I want to commend the work of the Hon. John Dawkins, the Hon. Russell Wortley and the Hon. Rob Lucas. I was struck by something the Hon. John Dawkins said when he rose just now. Mr President, I commend you for your work on suicide prevention. But it was actually the Hon. Rob Lucas who, when my brother died by suicide, showed me a kindness that has stayed with me, and he in fact sent me home as well because I was not really coping at the time, and that genuine compassion and concern for my wellbeing is something that has stuck with me so thank you for that. I will not remember fondly the three-hour speeches but I do remember that fondly.

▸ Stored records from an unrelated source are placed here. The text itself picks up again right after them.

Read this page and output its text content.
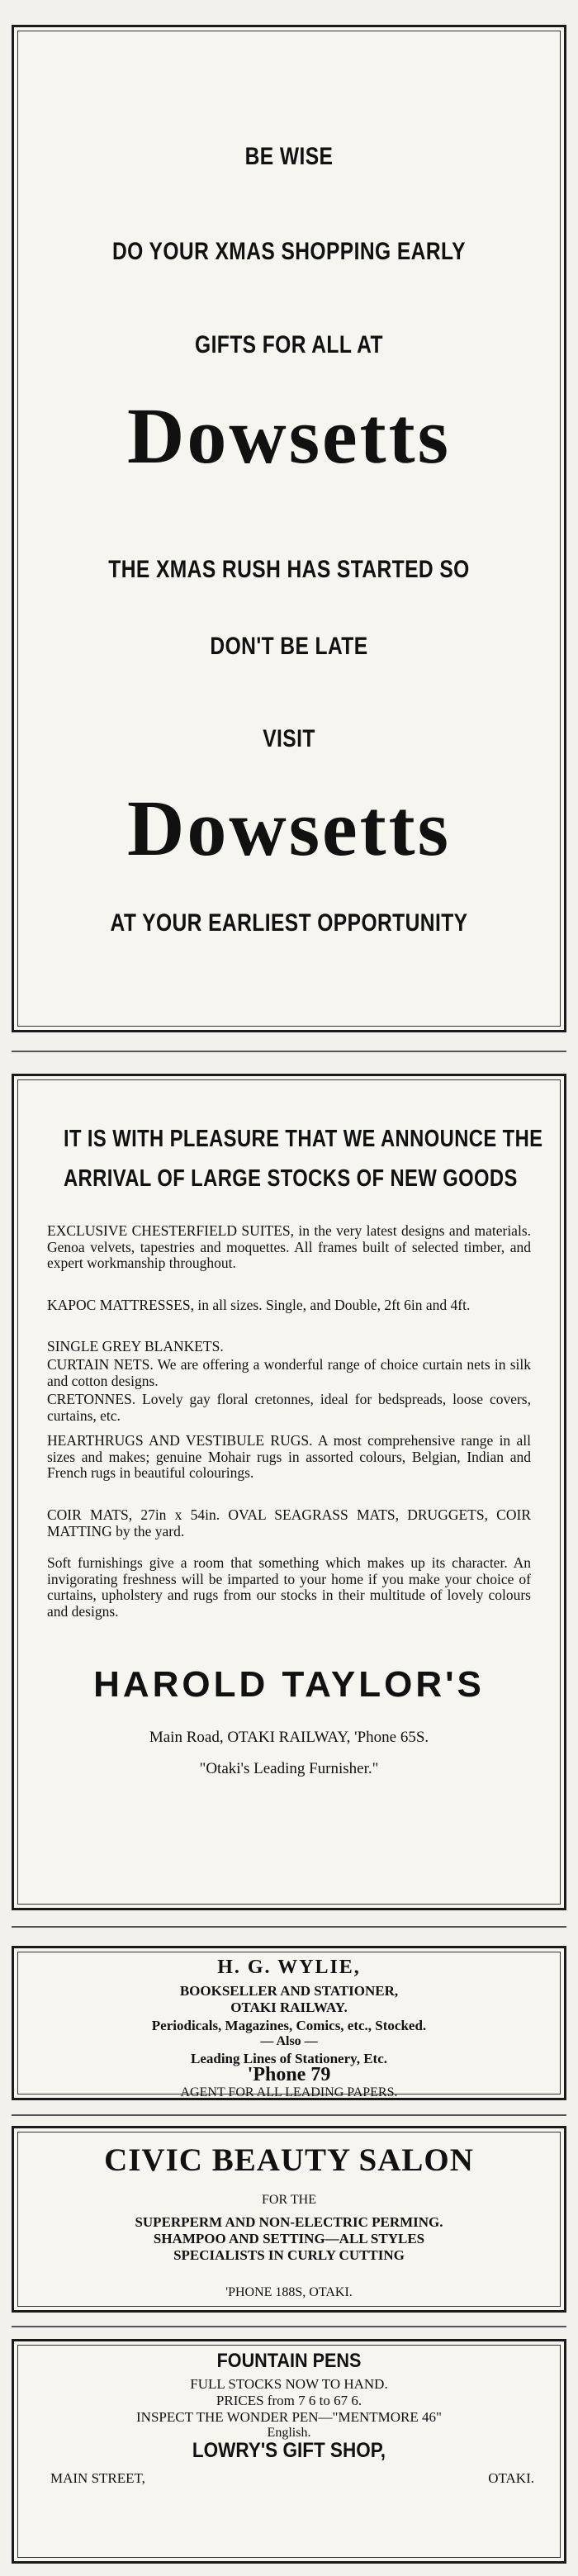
BE WISE
DO YOUR XMAS SHOPPING EARLY
GIFTS FOR ALL AT
Dowsetts
THE XMAS RUSH HAS STARTED SO
DON'T BE LATE
VISIT
Dowsetts
AT YOUR EARLIEST OPPORTUNITY
IT IS WITH PLEASURE THAT WE ANNOUNCE THE
ARRIVAL OF LARGE STOCKS OF NEW GOODS
EXCLUSIVE CHESTERFIELD SUITES, in the very latest designs and materials. Genoa velvets, tapestries and moquettes. All frames built of selected timber, and expert workmanship throughout.
KAPOC MATTRESSES, in all sizes. Single, and Double, 2ft 6in and 4ft.
SINGLE GREY BLANKETS.
CURTAIN NETS. We are offering a wonderful range of choice curtain nets in silk and cotton designs.
CRETONNES. Lovely gay floral cretonnes, ideal for bedspreads, loose covers, curtains, etc.
HEARTHRUGS AND VESTIBULE RUGS. A most comprehensive range in all sizes and makes; genuine Mohair rugs in assorted colours, Belgian, Indian and French rugs in beautiful colourings.
COIR MATS, 27in x 54in. OVAL SEAGRASS MATS, DRUGGETS, COIR MATTING by the yard.
Soft furnishings give a room that something which makes up its character. An invigorating freshness will be imparted to your home if you make your choice of curtains, upholstery and rugs from our stocks in their multitude of lovely colours and designs.
HAROLD TAYLOR'S
Main Road, OTAKI RAILWAY, 'Phone 65S.
"Otaki's Leading Furnisher."
H. G. WYLIE,
BOOKSELLER AND STATIONER,
OTAKI RAILWAY.
Periodicals, Magazines, Comics, etc., Stocked.
— Also —
Leading Lines of Stationery, Etc.
'Phone 79
AGENT FOR ALL LEADING PAPERS.
CIVIC BEAUTY SALON
FOR THE
SUPERPERM AND NON-ELECTRIC PERMING.
SHAMPOO AND SETTING—ALL STYLES
SPECIALISTS IN CURLY CUTTING
'PHONE 188S, OTAKI.
FOUNTAIN PENS
FULL STOCKS NOW TO HAND.
PRICES from 7 6 to 67 6.
INSPECT THE WONDER PEN—"MENTMORE 46"
English.
LOWRY'S GIFT SHOP,
MAIN STREET,	OTAKI.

I also remember the strident debate over the work, health and safety laws when Minister Russell Wortley fought valiantly to finally get those through after a year of opposition—a year-plus of opposition—from the Hon. Rob Lucas.

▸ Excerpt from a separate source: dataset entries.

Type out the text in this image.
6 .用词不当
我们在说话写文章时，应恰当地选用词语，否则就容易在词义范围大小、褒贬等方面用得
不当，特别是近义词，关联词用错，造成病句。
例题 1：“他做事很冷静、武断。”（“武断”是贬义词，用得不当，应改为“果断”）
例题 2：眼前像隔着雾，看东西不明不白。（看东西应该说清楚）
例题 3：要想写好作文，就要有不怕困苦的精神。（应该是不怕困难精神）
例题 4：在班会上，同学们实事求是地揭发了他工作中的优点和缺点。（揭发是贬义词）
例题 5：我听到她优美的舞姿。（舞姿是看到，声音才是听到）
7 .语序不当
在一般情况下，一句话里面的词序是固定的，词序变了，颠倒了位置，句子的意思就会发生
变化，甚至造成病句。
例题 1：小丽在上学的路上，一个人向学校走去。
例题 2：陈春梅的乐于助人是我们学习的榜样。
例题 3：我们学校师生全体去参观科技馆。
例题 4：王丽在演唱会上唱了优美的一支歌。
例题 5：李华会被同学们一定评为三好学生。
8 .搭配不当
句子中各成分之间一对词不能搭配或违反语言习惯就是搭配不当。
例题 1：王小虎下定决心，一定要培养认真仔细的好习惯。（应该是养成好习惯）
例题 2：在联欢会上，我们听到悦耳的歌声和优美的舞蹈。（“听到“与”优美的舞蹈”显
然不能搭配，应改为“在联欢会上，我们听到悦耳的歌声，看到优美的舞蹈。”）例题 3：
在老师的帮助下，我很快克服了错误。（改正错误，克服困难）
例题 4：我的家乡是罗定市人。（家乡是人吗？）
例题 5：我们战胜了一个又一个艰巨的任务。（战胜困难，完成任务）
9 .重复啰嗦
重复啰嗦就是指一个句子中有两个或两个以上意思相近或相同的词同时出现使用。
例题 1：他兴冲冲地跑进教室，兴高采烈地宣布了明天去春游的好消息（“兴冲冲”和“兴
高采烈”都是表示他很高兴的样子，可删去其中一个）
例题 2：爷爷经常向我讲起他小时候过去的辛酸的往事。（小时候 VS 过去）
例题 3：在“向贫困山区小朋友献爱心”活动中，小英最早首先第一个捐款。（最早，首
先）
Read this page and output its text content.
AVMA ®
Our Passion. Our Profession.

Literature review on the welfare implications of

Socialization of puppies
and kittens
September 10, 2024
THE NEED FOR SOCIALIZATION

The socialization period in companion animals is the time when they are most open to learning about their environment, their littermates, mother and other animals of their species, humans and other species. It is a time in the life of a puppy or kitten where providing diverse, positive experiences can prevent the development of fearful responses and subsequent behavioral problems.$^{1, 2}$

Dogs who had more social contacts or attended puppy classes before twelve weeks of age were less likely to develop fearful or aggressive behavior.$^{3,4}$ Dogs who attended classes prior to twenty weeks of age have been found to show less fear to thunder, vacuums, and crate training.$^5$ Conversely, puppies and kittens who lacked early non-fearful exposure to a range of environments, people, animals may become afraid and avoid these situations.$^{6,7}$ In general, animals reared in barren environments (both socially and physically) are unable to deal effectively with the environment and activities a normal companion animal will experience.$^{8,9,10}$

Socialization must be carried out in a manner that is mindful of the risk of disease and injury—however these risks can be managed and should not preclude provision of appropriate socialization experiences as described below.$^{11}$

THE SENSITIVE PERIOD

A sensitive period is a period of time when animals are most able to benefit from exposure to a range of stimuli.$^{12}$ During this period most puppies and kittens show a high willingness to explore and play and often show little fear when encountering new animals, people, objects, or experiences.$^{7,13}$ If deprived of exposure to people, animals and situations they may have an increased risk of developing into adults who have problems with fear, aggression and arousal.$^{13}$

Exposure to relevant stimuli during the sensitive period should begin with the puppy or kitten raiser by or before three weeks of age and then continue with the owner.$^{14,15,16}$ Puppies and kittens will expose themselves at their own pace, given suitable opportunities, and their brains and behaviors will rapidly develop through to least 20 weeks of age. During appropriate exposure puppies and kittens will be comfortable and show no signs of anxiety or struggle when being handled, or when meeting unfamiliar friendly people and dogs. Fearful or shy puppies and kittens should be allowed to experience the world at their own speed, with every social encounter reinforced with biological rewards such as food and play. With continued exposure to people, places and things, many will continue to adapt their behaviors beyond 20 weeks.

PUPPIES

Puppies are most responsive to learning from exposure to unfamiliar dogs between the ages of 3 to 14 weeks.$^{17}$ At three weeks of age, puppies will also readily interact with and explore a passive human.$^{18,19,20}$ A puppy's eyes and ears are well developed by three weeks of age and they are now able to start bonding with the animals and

I want to say that there was another member of this place until recently who did carry coins and used them in the members' bar and that was the Hon. Mark Parnell, the former founding parliamentary member of the Greens. I want to remark that he is a big loss in the parliamentary representation of our party but it is a generational and continuity change that we must and should have, and I certainly have very much welcomed the Hon. Rob Simms and his team to this place. I do believe that the Greens continue to bring our brand of politics in a way that epitomises our four pillars.
I also look forward to the soon to be, hopefully, honourable Yesha Joshi one day joining us. She used to take part in those cricket matches as a staffer and is a keen cricket fan, and should we be able to increase the Greens' membership of this place to three people perhaps those cricket matches will be back on again. Until then, I do look forward to returning to this place in February to continue to do the work. In fact, only half of the members of this chamber are up for election, should there not be any more unusual occurrences for the year, lest I jinx it.

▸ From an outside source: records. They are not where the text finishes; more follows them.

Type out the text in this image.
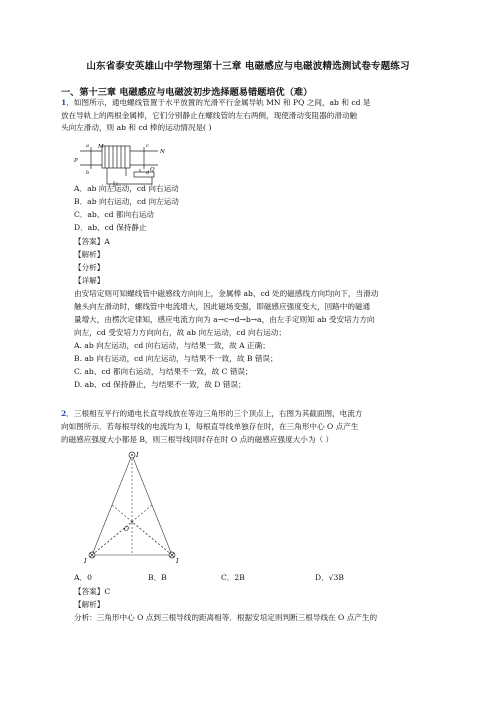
山东省泰安英雄山中学物理第十三章 电磁感应与电磁波精选测试卷专题练习
一、第十三章 电磁感应与电磁波初步选择题易错题培优（难）
1．如图所示，通电螺线管置于水平放置的光滑平行金属导轨 MN 和 PQ 之间，ab 和 cd 是
放在导轨上的两根金属棒，它们分别静止在螺线管的左右两侧，现使滑动变阻器的滑动触
头向左滑动，则 ab 和 cd 棒的运动情况是( )
M
N
P
Q
a
b
c
d
A．ab 向左运动，cd 向右运动
B．ab 向右运动，cd 向左运动
C．ab、cd 都向右运动
D．ab、cd 保持静止
【答案】A
【解析】
【分析】
【详解】
由安培定则可知螺线管中磁感线方向向上，金属棒 ab、cd 处的磁感线方向均向下，当滑动
触头向左滑动时，螺线管中电流增大，因此磁场变强，即磁感应强度变大，回路中的磁通
量增大，由楞次定律知，感应电流方向为 a→c→d→b→a，由左手定则知 ab 受安培力方向
向左，cd 受安培力方向向右，故 ab 向左运动，cd 向右运动；
A. ab 向左运动，cd 向右运动，与结果一致，故 A 正确；
B. ab 向右运动，cd 向左运动，与结果不一致，故 B 错误；
C. ab、cd 都向右运动，与结果不一致，故 C 错误；
D. ab、cd 保持静止，与结果不一致，故 D 错误；
2．三根相互平行的通电长直导线放在等边三角形的三个顶点上，右图为其截面图，电流方
向如图所示．若每根导线的电流均为 I，每根直导线单独存在时，在三角形中心 O 点产生
的磁感应强度大小都是 B，则三根导线同时存在时 O 点的磁感应强度大小为（ ）
I
I	I
O
A．0	B．B	C．2B	D．√3B
【答案】C
【解析】
分析：三角形中心 O 点到三根导线的距离相等．根据安培定则判断三根导线在 O 点产生的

We have work that we continue to do. There are several committees continuing to meet and I think they are doing quite important work, not least being the COVID committee. In these extraordinary times, I think the parliament and the democratic processes should be cherished and respected. I think we are actually in a time where the work we are doing is deserving of us returning in February to ensure that what needs to be done is being done and that the democratic processes are reflected in these quite extraordinary times.